How much: $24-$48, from the UMS Ticket Office in the Michigan League, 734-764-2538, and online at the UMS web site.

Given the longstanding relationships among these 3 artists of the highest caliber, spontaneity is abundant in their performances, a quality all 3 prize, Wu Han says. “There is always something happening on stage; we never really want to lock into anything. It’s hard to describe. We don’t need to stop and rehearse and say, ‘This time, let’s do it this way.’ With adding Phil in, we hardly need to talk. We just play through, and ask if anyone wants to play again, and things just happen. There are so many possibilities on these particular pieces, every time you walk on, it’s always fresh.”

Schubert wrote his trios, Opp. 99 and 100 (in B-flat and E-flat Major, respectively) at the end of his life (he died at 31 in 1828). They were emotionally brilliant jewels in a final year of composition that dazzles even without this pair. Also from this period: the 2 fantasies in C Major for violin and piano; the f-minor fantasy for piano 4-hands; the “Great” Symphony; the Cello Quintet; the final three Piano Sonatas; and numerous songs, piano and orchestral works.

While Wu Han has long known the trios — “I learned them 20 years ago,” she says — it is only recently that she has performed them in public.

“I used to take them out and play them once a year,” she says. “I would tell myself, ‘When I get older and have the guts, I will play them (in public).’ When I was younger I would take them out and start crying — there are a few pieces like that, the Schubert trios, the Schubert A Major sonata, that I could never play on stage, I was a basket case. But when David asked me if there were any pieces I’d like to play that I hadn’t, I said, ‘I’m old enough. I can control myself.’ And so we invited Phil to join us, and we were so happy he said yes. It takes a lot out of our lives in sheer commitment, both in time and physical rehearsal time and traveling, but it is worth it.”

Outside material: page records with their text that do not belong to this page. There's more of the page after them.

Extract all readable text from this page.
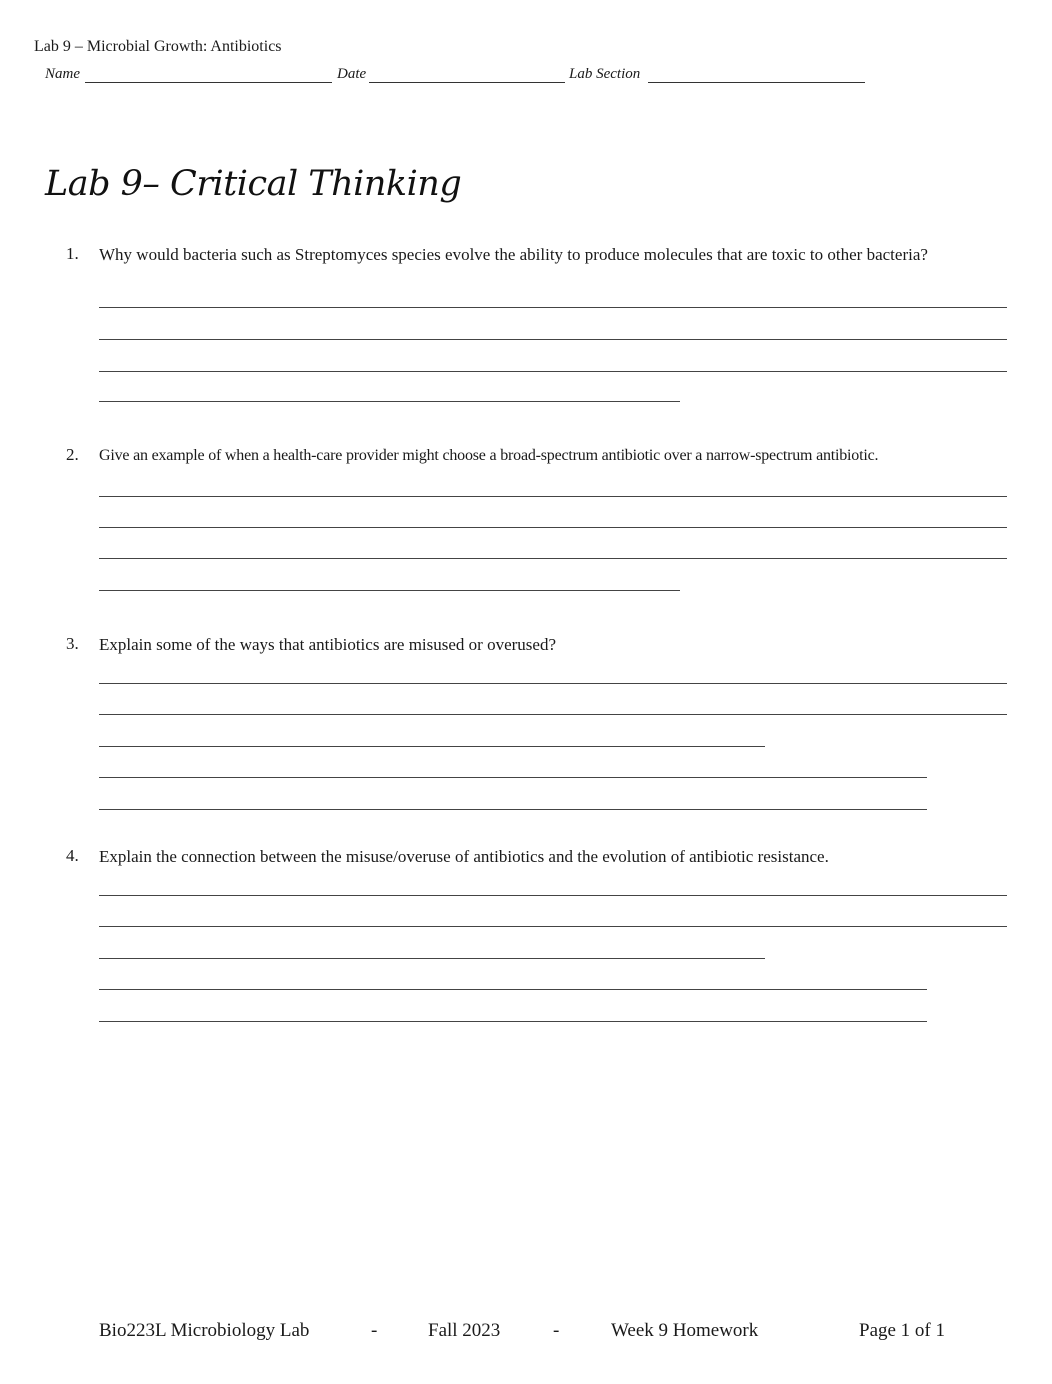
Lab 9 – Microbial Growth: Antibiotics
Name	Date	Lab Section
Lab 9– Critical Thinking
1. Why would bacteria such as Streptomyces species evolve the ability to produce molecules that are toxic to other bacteria?
2. Give an example of when a health-care provider might choose a broad-spectrum antibiotic over a narrow-spectrum antibiotic.
3. Explain some of the ways that antibiotics are misused or overused?
4. Explain the connection between the misuse/overuse of antibiotics and the evolution of antibiotic resistance.
Bio223L Microbiology Lab	-	Fall 2023	-	Week 9 Homework	Page 1 of 1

And what is it like to play the two huge, taxing trios on 1 program?

Wu Han laughs again.

“What’s it like to try to go to the moon? To eat way too much? To climb the Matterhorn?" she asks rhetorically. “I don’t know. It’s similar to all those questions. Definitely it is miserable, challenging, difficult. It is incredibly inspiring. It’s like walking on a tightrope at all time. You cannot have one second that you can relax in terms of ensemble and music-making and keeping the shape. It requires all the discipline you ever have in music making.”

Wu Han, David Finckel and Philip Setzer play and talk about the Schubert Trios:

You can also hear their recording here.

Susan Isaacs Nisbett is a free-lance writer who covers classical music and dance for AnnArbor.com.

Comments

Susan Isaacs Nisbett

Tue, Feb 9, 2010 : 9:52 p.m.

Maple - I sure didn't mean to be offensive, and I'm sorry if it seemed that way to you. Wu Han is one of the most irrepressibly enthusiastic and life-filled people I have ever met, had the pleasure of interviewing, or heard play. Her laughter is contagious and wonderful, an invitation to the listener to share her pleasure. awe and joy -- just as her music making is or her comments are before a concert. It was that sense of her laugh I was attempting to express, however infelicitously.

Maple

Tue, Feb 9, 2010 : 6:48 p.m.

"She emits one of her bubbly laughs over the phone from New York." I'm sorry I don't mean to be nitpicky but the wording and tone of that sentence seems somewhat offensive to me.